Leao's spreading depression: Synaptic regulation of a diffuse self-oscillating process in the central nervous system

Abstract

The evidence reviewed in the paper shows that the spreading depression (SD) belongs to the mass of closely packed neurons which can support qualitatively new phenomena occurring at a more primitive level of cellular interaction. The latter becomes prepotent under extreme conditions, overloading the local energy supply and homeostatic mechanisms. The two levels of neural integration, the highly heterogeneous specifically connected synaptic level and the statistically uniform diffusively organized nonsynaptic level, are always present in all forms of brain activity and mutually influence each other.

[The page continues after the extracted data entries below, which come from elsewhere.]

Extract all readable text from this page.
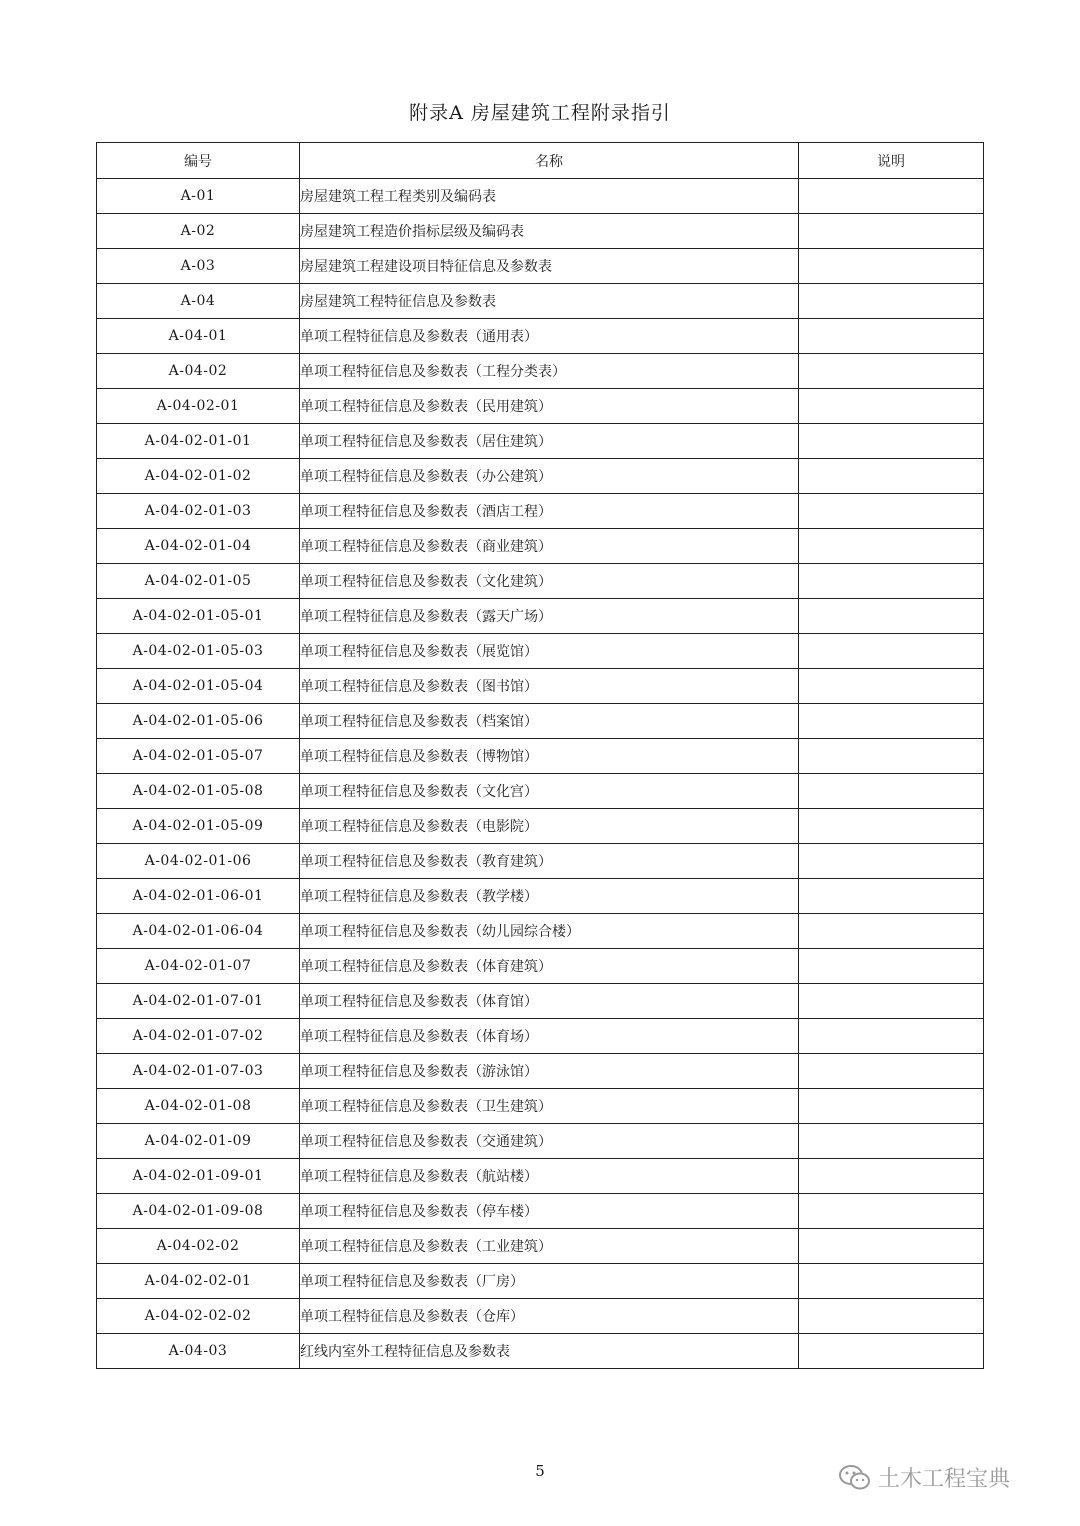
附录A 房屋建筑工程附录指引
编号	名称	说明
A-01	房屋建筑工程工程类别及编码表	
A-02	房屋建筑工程造价指标层级及编码表	
A-03	房屋建筑工程建设项目特征信息及参数表	
A-04	房屋建筑工程特征信息及参数表	
A-04-01	单项工程特征信息及参数表（通用表）	
A-04-02	单项工程特征信息及参数表（工程分类表）	
A-04-02-01	单项工程特征信息及参数表（民用建筑）	
A-04-02-01-01	单项工程特征信息及参数表（居住建筑）	
A-04-02-01-02	单项工程特征信息及参数表（办公建筑）	
A-04-02-01-03	单项工程特征信息及参数表（酒店工程）	
A-04-02-01-04	单项工程特征信息及参数表（商业建筑）	
A-04-02-01-05	单项工程特征信息及参数表（文化建筑）	
A-04-02-01-05-01	单项工程特征信息及参数表（露天广场）	
A-04-02-01-05-03	单项工程特征信息及参数表（展览馆）	
A-04-02-01-05-04	单项工程特征信息及参数表（图书馆）	
A-04-02-01-05-06	单项工程特征信息及参数表（档案馆）	
A-04-02-01-05-07	单项工程特征信息及参数表（博物馆）	
A-04-02-01-05-08	单项工程特征信息及参数表（文化宫）	
A-04-02-01-05-09	单项工程特征信息及参数表（电影院）	
A-04-02-01-06	单项工程特征信息及参数表（教育建筑）	
A-04-02-01-06-01	单项工程特征信息及参数表（教学楼）	
A-04-02-01-06-04	单项工程特征信息及参数表（幼儿园综合楼）	
A-04-02-01-07	单项工程特征信息及参数表（体育建筑）	
A-04-02-01-07-01	单项工程特征信息及参数表（体育馆）	
A-04-02-01-07-02	单项工程特征信息及参数表（体育场）	
A-04-02-01-07-03	单项工程特征信息及参数表（游泳馆）	
A-04-02-01-08	单项工程特征信息及参数表（卫生建筑）	
A-04-02-01-09	单项工程特征信息及参数表（交通建筑）	
A-04-02-01-09-01	单项工程特征信息及参数表（航站楼）	
A-04-02-01-09-08	单项工程特征信息及参数表（停车楼）	
A-04-02-02	单项工程特征信息及参数表（工业建筑）	
A-04-02-02-01	单项工程特征信息及参数表（厂房）	
A-04-02-02-02	单项工程特征信息及参数表（仓库）	
A-04-03	红线内室外工程特征信息及参数表	
5	土木工程宝典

While phenomena mediated by nonsynaptic interaction overrule the synaptic ones under resting conditions, excessive synaptic excitation may either switch the affected brain region from synaptic to nonsynaptic interaction (spike-triggered SD) or assert the synaptic interaction over the nonsynaptic one (functional blockade of SD). Nonsynaptic interaction is an inherent property of brain, an obligatory consequence of the trade-off between maximal packing density and independent function of individual elements of the system which sets definite limits to the maximum activation of synaptic processes, contributes to slow synchronization of neural populations and plays an important role in various instances of brain pathology. The phenomena generated at this level belong to the family of autowaves, share their typical properties and can be described by similar formal rules.